OK, so September is shockingly here, or as most of us refer to it as, transition.  Apart from not knowing how we are suppose to dress or what kind of shoes to wear, (I’m already missing my flip flops) what does it really mean? Generally, it means we are morphing into a new season and each of us have our own way to adjust to the change.  For some of us, it might mean nothing more than merely throwing on a light jacket or a familiar sweatshirt.   But for some others,  it could be a wake-up call to start organizing the stuff we put off all summer.  The season is changing and perhaps, so should we.

The change in season is a natural motivator for evaluating what changes you might want to make in your daily life; what’s working for you and what is not.

Here’s just a couple ways to inspire:  How about putting away, (or throw away) the summer clothing you know you won’t need or wear until next summer? Take the time to store  the tanning lotions or throw away the ones that barely have anything left  in the tube.  Don’t just shove everything in a drawer.  Use a Ziploc and label so you can find them when you are looking for them next year, or for your next vacation.  Be ready, be smart.

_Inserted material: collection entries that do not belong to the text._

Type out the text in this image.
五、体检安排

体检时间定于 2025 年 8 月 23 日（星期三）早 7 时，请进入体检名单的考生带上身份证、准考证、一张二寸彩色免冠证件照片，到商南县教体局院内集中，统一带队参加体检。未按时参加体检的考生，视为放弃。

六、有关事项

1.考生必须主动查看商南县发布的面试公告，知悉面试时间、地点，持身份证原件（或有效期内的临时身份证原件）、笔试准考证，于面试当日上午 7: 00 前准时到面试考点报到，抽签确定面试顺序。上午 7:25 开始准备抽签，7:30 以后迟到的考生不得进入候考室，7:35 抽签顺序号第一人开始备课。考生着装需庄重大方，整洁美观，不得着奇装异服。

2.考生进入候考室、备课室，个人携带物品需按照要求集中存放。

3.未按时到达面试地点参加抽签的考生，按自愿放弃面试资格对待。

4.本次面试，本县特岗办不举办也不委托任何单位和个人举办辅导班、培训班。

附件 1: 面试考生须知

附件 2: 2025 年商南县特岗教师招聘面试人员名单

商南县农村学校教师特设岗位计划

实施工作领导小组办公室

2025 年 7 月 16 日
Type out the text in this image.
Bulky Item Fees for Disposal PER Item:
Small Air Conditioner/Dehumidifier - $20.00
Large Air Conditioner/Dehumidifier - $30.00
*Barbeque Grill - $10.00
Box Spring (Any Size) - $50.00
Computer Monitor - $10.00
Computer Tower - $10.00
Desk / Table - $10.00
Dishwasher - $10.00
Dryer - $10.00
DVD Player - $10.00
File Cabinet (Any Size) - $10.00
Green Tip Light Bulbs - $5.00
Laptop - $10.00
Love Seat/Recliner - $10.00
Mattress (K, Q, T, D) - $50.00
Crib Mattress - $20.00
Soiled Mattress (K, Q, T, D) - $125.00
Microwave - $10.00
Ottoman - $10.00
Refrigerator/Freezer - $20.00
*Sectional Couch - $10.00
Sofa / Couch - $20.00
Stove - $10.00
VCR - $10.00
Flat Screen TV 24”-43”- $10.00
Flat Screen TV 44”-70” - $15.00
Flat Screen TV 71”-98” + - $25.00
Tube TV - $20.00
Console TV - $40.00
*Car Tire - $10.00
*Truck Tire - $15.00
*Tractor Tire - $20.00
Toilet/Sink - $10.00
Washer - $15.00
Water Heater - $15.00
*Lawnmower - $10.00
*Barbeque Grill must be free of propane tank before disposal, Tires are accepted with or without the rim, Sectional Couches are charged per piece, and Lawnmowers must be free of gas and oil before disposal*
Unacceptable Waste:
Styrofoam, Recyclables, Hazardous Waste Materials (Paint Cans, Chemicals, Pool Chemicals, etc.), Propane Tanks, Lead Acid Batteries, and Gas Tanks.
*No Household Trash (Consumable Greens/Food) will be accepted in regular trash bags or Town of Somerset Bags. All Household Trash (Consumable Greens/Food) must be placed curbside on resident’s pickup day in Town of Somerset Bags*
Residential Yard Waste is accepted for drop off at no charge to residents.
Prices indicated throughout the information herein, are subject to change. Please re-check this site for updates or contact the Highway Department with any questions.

Now is a great time to take a quick tour of your closet and evaluate what you wear and what you never will. Take an inventory of your stuff. That Fall sweater you saved from last year might look a little more ratty than you remembered.  Organize your closet by categories, so that you can see what you are missing.  Then, you can go shopping to add to your wardrobe without duplicating something you already have . Ditto to the shoes and boots.  If they can be salvaged, bring them to the shoe repair now, and not wait for the day you want and need  to wear them, and then freak out. Organizing also means preparedness for next season.

So, transition should not mean procrastinate until the snow day.  Make it an opportunity to take stock of yourself and your things.  It should  mean get going, get with the change, proceed forward, and MOVE THE MESS now!